In 2013, the case of PGF II SA –v- OMFS Co & Anr  EWCA Civ 1537 (‘PGF II SA’) saw the Court of Appeal consider whether silence in response to a mediation proposal was the equivalent of a refusal to mediate. In determining that indeed it was, Lord Justice Briggs stated that “silence in the face of an invitation to participate in ADR is, as a general rule, of itself unreasonable...”.
This is not to say that mediation is mandatory, however it does show that a sensible explanation of why mediation is refused should always be given.
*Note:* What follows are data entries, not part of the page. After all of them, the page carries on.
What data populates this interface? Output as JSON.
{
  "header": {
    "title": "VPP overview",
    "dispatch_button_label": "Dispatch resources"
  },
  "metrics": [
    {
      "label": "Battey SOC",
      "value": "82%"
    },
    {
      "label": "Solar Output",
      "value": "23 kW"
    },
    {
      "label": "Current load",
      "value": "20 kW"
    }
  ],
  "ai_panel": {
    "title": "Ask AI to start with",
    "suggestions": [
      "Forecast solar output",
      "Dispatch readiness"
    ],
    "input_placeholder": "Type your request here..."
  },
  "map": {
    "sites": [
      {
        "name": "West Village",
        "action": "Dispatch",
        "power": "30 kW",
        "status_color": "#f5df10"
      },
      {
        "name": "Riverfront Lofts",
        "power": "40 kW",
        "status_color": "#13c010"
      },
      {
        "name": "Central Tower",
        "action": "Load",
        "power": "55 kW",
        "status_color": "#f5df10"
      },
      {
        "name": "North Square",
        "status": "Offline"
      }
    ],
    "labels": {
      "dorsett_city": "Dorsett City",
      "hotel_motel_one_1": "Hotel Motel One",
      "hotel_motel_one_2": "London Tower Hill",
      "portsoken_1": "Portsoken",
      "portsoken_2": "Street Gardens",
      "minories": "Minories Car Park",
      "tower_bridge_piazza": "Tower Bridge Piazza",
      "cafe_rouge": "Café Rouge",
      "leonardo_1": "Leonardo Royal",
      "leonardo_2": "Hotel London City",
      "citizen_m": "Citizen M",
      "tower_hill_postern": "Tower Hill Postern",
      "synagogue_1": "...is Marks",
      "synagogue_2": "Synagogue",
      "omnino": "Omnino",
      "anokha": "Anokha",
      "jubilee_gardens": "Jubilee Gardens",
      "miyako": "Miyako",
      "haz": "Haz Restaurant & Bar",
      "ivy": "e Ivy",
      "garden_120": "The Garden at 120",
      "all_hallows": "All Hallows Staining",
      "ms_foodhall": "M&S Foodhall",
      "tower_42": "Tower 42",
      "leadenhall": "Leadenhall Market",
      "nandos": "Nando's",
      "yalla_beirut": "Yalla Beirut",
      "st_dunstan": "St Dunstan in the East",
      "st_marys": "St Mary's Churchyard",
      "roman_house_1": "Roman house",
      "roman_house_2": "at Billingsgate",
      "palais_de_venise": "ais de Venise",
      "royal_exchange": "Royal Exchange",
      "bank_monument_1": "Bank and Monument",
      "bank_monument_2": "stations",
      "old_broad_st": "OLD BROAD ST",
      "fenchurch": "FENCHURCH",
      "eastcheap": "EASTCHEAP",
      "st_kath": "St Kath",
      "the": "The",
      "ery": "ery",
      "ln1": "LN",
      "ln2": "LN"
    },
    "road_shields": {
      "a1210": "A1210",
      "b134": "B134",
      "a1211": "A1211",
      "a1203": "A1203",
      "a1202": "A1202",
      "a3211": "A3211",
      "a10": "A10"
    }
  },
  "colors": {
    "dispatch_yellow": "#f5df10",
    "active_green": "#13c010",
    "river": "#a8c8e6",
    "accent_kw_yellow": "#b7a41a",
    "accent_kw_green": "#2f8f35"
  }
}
In the more recent case of Thakkar, the Court of Appeal were once again asked to consider the issue of cost sanctions with regards to mediation, in this instance however both parties agreed to mediate. A window of availability was provided, however the Claimants could not get any further with fixing the details of mediation, and instead, were provided with excuse after excuse as to why this window of availability was no longer suitable.
Lord Justice Jackson determined that whilst the Defendants did not refuse to mediate “they dragged their feet and delayed until eventually the claimants lost confidence in the whole ADR process”.
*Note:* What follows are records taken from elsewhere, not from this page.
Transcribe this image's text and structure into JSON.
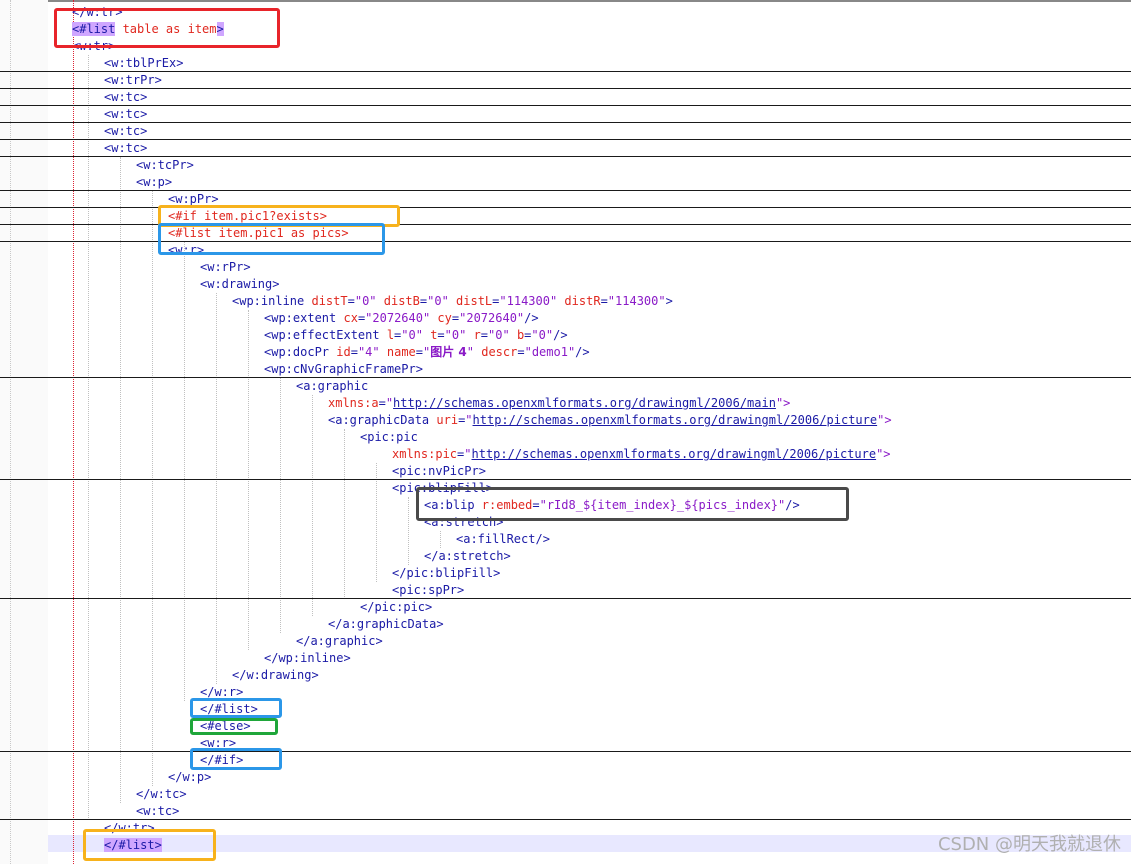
{
  "code_lines": [
    [
      "</w:tr>"
    ],
    [
      "<#list",
      " table as item",
      ">"
    ],
    [
      "<w:tr>"
    ],
    [
      "<w:tblPrEx>"
    ],
    [
      "<w:trPr>"
    ],
    [
      "<w:tc>"
    ],
    [
      "<w:tc>"
    ],
    [
      "<w:tc>"
    ],
    [
      "<w:tc>"
    ],
    [
      "<w:tcPr>"
    ],
    [
      "<w:p>"
    ],
    [
      "<w:pPr>"
    ],
    [
      "<#if item.pic1?exists>"
    ],
    [
      "<#list item.pic1 as pics>"
    ],
    [
      "<w:r>"
    ],
    [
      "<w:rPr>"
    ],
    [
      "<w:drawing>"
    ],
    [
      "<wp:inline",
      " distT",
      "=",
      "\"0\"",
      " distB",
      "=",
      "\"0\"",
      " distL",
      "=",
      "\"114300\"",
      " distR",
      "=",
      "\"114300\"",
      ">"
    ],
    [
      "<wp:extent",
      " cx",
      "=",
      "\"2072640\"",
      " cy",
      "=",
      "\"2072640\"",
      "/>"
    ],
    [
      "<wp:effectExtent",
      " l",
      "=",
      "\"0\"",
      " t",
      "=",
      "\"0\"",
      " r",
      "=",
      "\"0\"",
      " b",
      "=",
      "\"0\"",
      "/>"
    ],
    [
      "<wp:docPr",
      " id",
      "=",
      "\"4\"",
      " name",
      "=",
      "\"",
      "图片 4",
      "\"",
      " descr",
      "=",
      "\"demo1\"",
      "/>"
    ],
    [
      "<wp:cNvGraphicFramePr>"
    ],
    [
      "<a:graphic"
    ],
    [
      "xmlns:a",
      "=",
      "\"",
      "http://schemas.openxmlformats.org/drawingml/2006/main",
      "\">"
    ],
    [
      "<a:graphicData",
      " uri",
      "=",
      "\"",
      "http://schemas.openxmlformats.org/drawingml/2006/picture",
      "\">"
    ],
    [
      "<pic:pic"
    ],
    [
      "xmlns:pic",
      "=",
      "\"",
      "http://schemas.openxmlformats.org/drawingml/2006/picture",
      "\">"
    ],
    [
      "<pic:nvPicPr>"
    ],
    [
      "<pic:blipFill>"
    ],
    [
      "<a:blip",
      " r:embed",
      "=",
      "\"rId8_${item_index}_${pics_index}\"",
      "/>"
    ],
    [
      "<a:stretch>"
    ],
    [
      "<a:fillRect/>"
    ],
    [
      "</a:stretch>"
    ],
    [
      "</pic:blipFill>"
    ],
    [
      "<pic:spPr>"
    ],
    [
      "</pic:pic>"
    ],
    [
      "</a:graphicData>"
    ],
    [
      "</a:graphic>"
    ],
    [
      "</wp:inline>"
    ],
    [
      "</w:drawing>"
    ],
    [
      "</w:r>"
    ],
    [
      "</#list>"
    ],
    [
      "<#else>"
    ],
    [
      "<w:r>"
    ],
    [
      "</#if>"
    ],
    [
      "</w:p>"
    ],
    [
      "</w:tc>"
    ],
    [
      "<w:tc>"
    ],
    [
      "</w:tr>"
    ],
    [
      "</#list",
      ">"
    ]
  ],
  "colors": {
    "red_box": "#e8242a",
    "orange_box": "#f7b21c",
    "blue_box": "#2b97e8",
    "green_box": "#1fa63a",
    "dark_box": "#4a4a4a"
  },
  "watermark": "CSDN @明天我就退休"
}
When comparing this case to the issues in PGF II SA he said “the message that the court sent out... was that to remain silent in the face of an offer to mediate is, absent exceptional circumstances, unreasonable conduct meriting a costs sanction, even in case where mediation is unlikely to succeed”.
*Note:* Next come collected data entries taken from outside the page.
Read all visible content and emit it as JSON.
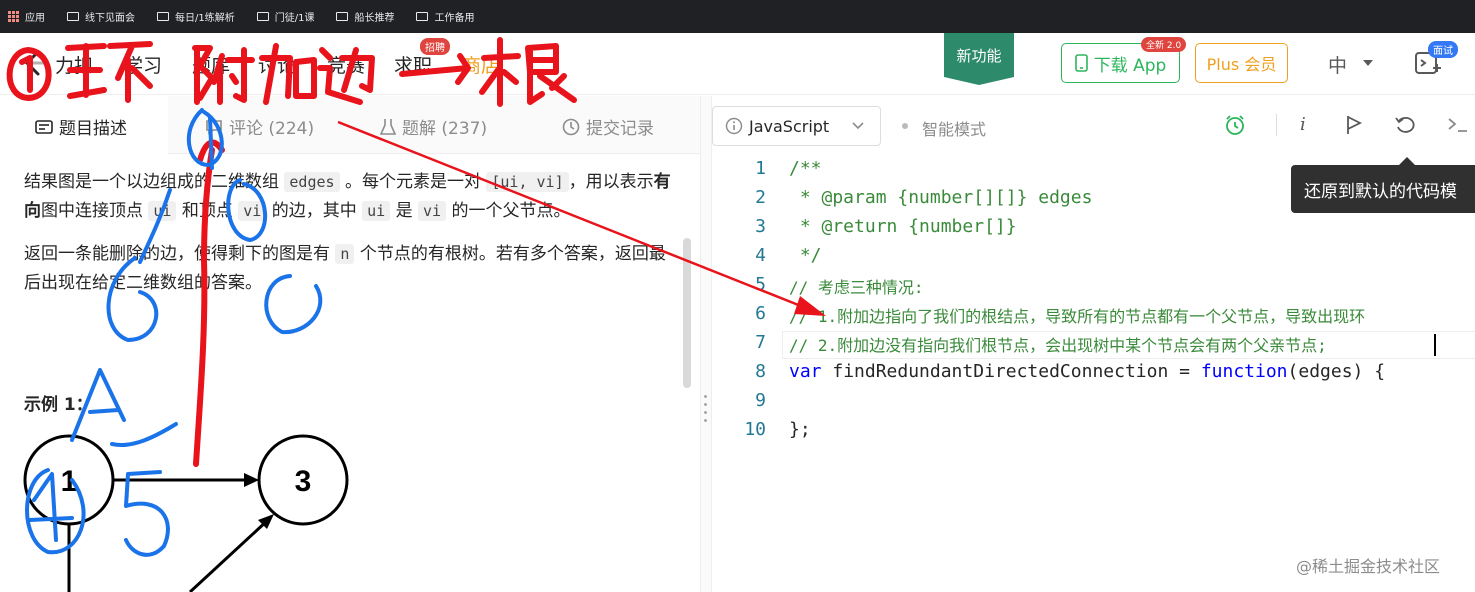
{
  "bookmarks": [
    "应用",
    "线下见面会",
    "每日/1练解析",
    "门徒/1课",
    "船长推荐",
    "工作备用"
  ],
  "nav": {
    "brand": "力扣",
    "items": [
      "学习",
      "题库",
      "讨论",
      "竞赛",
      "求职",
      "商店"
    ],
    "hire_badge": "招聘",
    "new_feature": "新功能",
    "download_app": "下载 App",
    "app_badge": "全新 2.0",
    "plus": "Plus 会员",
    "lang": "中",
    "interview_badge": "面试"
  },
  "tabs": [
    {
      "label": "题目描述",
      "icon": "description-icon"
    },
    {
      "label": "评论 (224)",
      "icon": "comment-icon"
    },
    {
      "label": "题解 (237)",
      "icon": "flask-icon"
    },
    {
      "label": "提交记录",
      "icon": "clock-icon"
    }
  ],
  "description": {
    "p1_a": "结果图是一个以边组成的二维数组",
    "p1_code1": "edges",
    "p1_b": "。每个元素是一对",
    "p1_code2": "[ui, vi]",
    "p1_c": "，用以表示",
    "p1_d": "有向",
    "p1_e": "图中连接顶点",
    "p1_code3": "ui",
    "p1_f": "和顶点",
    "p1_code4": "vi",
    "p1_g": "的边，其中",
    "p1_code5": "ui",
    "p1_h": "是",
    "p1_code6": "vi",
    "p1_i": "的一个父节点。",
    "p2_a": "返回一条能删除的边，使得剩下的图是有",
    "p2_code": "n",
    "p2_b": "个节点的有根树。若有多个答案，返回最后出现在给定二维数组的答案。",
    "example_title": "示例 1："
  },
  "graph": {
    "nodes": [
      "1",
      "3"
    ]
  },
  "toolbar": {
    "language": "JavaScript",
    "smart_mode": "智能模式",
    "tooltip": "还原到默认的代码模"
  },
  "code_lines": [
    {
      "n": "1",
      "text": "/**"
    },
    {
      "n": "2",
      "text": " * @param {number[][]} edges"
    },
    {
      "n": "3",
      "text": " * @return {number[]}"
    },
    {
      "n": "4",
      "text": " */"
    },
    {
      "n": "5",
      "text": "// 考虑三种情况:"
    },
    {
      "n": "6",
      "text": "// 1.附加边指向了我们的根结点，导致所有的节点都有一个父节点，导致出现环"
    },
    {
      "n": "7",
      "text": "// 2.附加边没有指向我们根节点，会出现树中某个节点会有两个父亲节点;"
    },
    {
      "n": "8",
      "kw": "var",
      "mid": " findRedundantDirectedConnection = ",
      "kw2": "function",
      "tail": "(edges) {"
    },
    {
      "n": "9",
      "text": ""
    },
    {
      "n": "10",
      "text": "};"
    }
  ],
  "annotation": "①环 附加边→根",
  "watermark": "@稀土掘金技术社区",
  "colors": {
    "accent_green": "#2db55d",
    "plus_orange": "#f0a020",
    "newfeature": "#2d8a6b",
    "ink_red": "#e8131b",
    "ink_blue": "#1a73e8"
  }
}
With regards to the Thakkar case he said “the message which the court sends out in this case is that in a case where bilateral negotiations fails but mediation is obviously appropriate, it behoves both parties to get on with it. If one party frustrates the process by delaying and dragging its feet for no good reason, that will merit a costs sanction”.
This is not the first time that costs sanctions have been considered where one party has dragged their feet, and delayed ADR. In Car Giant Ltd & Anor –v- London Borough of Hammersmith  EWHC 464 (TCC) (‘Car Giant’), the Defendants argued that the Claimants had unreasonably delayed mediation and ADR. The Claimants had taken the view that mediation was more likely to succeed when the expert views had been fully set out. This was a perfectly acceptable point of view, and on this basis the court held that whilst there was some delay on the Claimants part in responding to correspondence, the delay was not so great as to justify cost sanctions.
The crucial difference here between Car Giant and the Thakkar case was that in Thakkar there was no reasonable explanation for the delay, and the court concluded that there was a real prospect of settlement if a mediation had taken place. Lord Jackson noted in Thakkar that offers had already been made and were close, the dispute was a commercial one, a matter of numbers rather than complex issues, and the costs of litigation were vastly greater than the sums in dispute.
With this in mind, it is crucial to act promptly when receiving offers to enter ADR. Wherever possible a response should always be given, and litigators should be reminded that silence will be deemed to be a refusal. Likewise, whilst mediation is not mandatory, any refusal should always be supported with clear reasoning, with matters of tactical importance being more likely to be deemed reasonable than a delay occurring simply because one party struggles to find suitable dates for the mediation to take place.